Andrebbe considerato il ruolo che la Russia ha avuto nella lotta al terrorismo islamico di Daesh, di tutti i rami e le correnti terroristiche siriane e turche che minacciano l'Occidente, così come i tentativi di espansionismo imperialistico verso il Mediterraneo attraverso il controllo di Tartus, volto ad aumentare le influenze di Putin su zone vacillanti. Ma andrebbe anche considerato che dalla parte degli insorti ci sono la Turchia e i maggiori Stati del Consiglio di Cooperazione del Golfo, Emirati Arabi Uniti, Arabia Saudita e Qatar. Questi hanno ben poco in comune con l'Europa e l'Occidente, ma vengono ancora oggi considerati credibili, tanto da non preoccuparsi che un'eventuale Turchia in Unione Europea sarebbe il primo paese a totalità musulmana all'interno dell'Unione, e secondo dopo la Germania per numero di seggi al Parlamento di Strasburgo.

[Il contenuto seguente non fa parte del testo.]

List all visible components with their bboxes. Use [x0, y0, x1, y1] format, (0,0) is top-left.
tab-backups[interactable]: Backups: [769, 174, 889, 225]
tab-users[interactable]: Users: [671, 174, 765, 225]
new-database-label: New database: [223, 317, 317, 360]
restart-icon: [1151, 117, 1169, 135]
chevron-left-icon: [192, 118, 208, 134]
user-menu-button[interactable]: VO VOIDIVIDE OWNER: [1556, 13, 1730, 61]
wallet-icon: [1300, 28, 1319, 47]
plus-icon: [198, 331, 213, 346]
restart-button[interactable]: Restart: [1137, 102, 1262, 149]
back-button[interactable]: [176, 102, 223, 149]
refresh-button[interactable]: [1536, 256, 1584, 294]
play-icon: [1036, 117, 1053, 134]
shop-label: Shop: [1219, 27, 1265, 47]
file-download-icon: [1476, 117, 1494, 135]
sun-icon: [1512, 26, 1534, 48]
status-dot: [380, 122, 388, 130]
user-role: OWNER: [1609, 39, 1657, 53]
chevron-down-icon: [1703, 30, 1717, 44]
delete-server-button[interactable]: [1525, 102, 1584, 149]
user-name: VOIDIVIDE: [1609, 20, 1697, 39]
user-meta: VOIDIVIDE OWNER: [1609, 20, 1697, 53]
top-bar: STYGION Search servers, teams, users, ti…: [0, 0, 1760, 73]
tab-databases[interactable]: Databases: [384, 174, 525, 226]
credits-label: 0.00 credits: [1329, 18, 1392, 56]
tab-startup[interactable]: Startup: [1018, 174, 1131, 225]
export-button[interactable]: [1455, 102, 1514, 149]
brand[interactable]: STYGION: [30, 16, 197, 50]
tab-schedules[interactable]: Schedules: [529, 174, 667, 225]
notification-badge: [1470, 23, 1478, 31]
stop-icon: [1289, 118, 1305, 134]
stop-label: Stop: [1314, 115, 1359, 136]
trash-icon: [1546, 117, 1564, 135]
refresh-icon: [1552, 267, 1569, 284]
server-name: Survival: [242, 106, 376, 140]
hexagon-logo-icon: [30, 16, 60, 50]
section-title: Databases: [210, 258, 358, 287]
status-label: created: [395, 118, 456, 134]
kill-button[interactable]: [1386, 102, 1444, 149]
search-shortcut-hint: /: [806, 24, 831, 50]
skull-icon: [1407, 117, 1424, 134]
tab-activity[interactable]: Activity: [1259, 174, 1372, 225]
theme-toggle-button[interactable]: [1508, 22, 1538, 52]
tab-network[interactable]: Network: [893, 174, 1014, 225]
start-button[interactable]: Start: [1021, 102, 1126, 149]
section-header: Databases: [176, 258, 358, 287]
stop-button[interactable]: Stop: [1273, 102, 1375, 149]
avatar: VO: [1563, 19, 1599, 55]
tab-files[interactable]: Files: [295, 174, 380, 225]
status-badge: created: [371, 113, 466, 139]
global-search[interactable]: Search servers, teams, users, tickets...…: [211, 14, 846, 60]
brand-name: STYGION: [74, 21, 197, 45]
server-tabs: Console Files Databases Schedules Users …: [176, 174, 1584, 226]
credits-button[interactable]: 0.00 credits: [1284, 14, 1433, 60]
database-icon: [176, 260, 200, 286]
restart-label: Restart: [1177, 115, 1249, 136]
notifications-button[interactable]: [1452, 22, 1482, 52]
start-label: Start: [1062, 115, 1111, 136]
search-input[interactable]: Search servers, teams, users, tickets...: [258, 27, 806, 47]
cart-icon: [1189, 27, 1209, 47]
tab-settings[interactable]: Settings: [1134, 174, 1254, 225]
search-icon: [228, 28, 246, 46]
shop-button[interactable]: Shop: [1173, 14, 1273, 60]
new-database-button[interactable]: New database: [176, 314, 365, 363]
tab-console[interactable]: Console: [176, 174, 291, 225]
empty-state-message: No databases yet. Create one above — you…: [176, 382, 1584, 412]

Tra leader che si dichiarano a prescindere filo-russi e leader che si dicono assolutamente filo-atlantici per incompetenza, ignoranza e paura di sbagliare (per non usare terminologie più terra-terra), di fronte alla realtà che vede la Siria, dopo oltre sette anni di conflitti, contare oggi 470mila vittime, l'85% della popolazione in stato di povertà, 6,3 milioni di sfollati e 4,9 milioni di rifugiati, l'Italia dovrebbe prendere la parola e farsi mediatore come avvenne nel 2002. Una posizione netta eviterebbe di dare possibilità a certi autocrati islamofili di attaccare, un giorno non lontano, il vicino Israele, alleato sicuro dell'Occidente e troppo spesso maltrattato.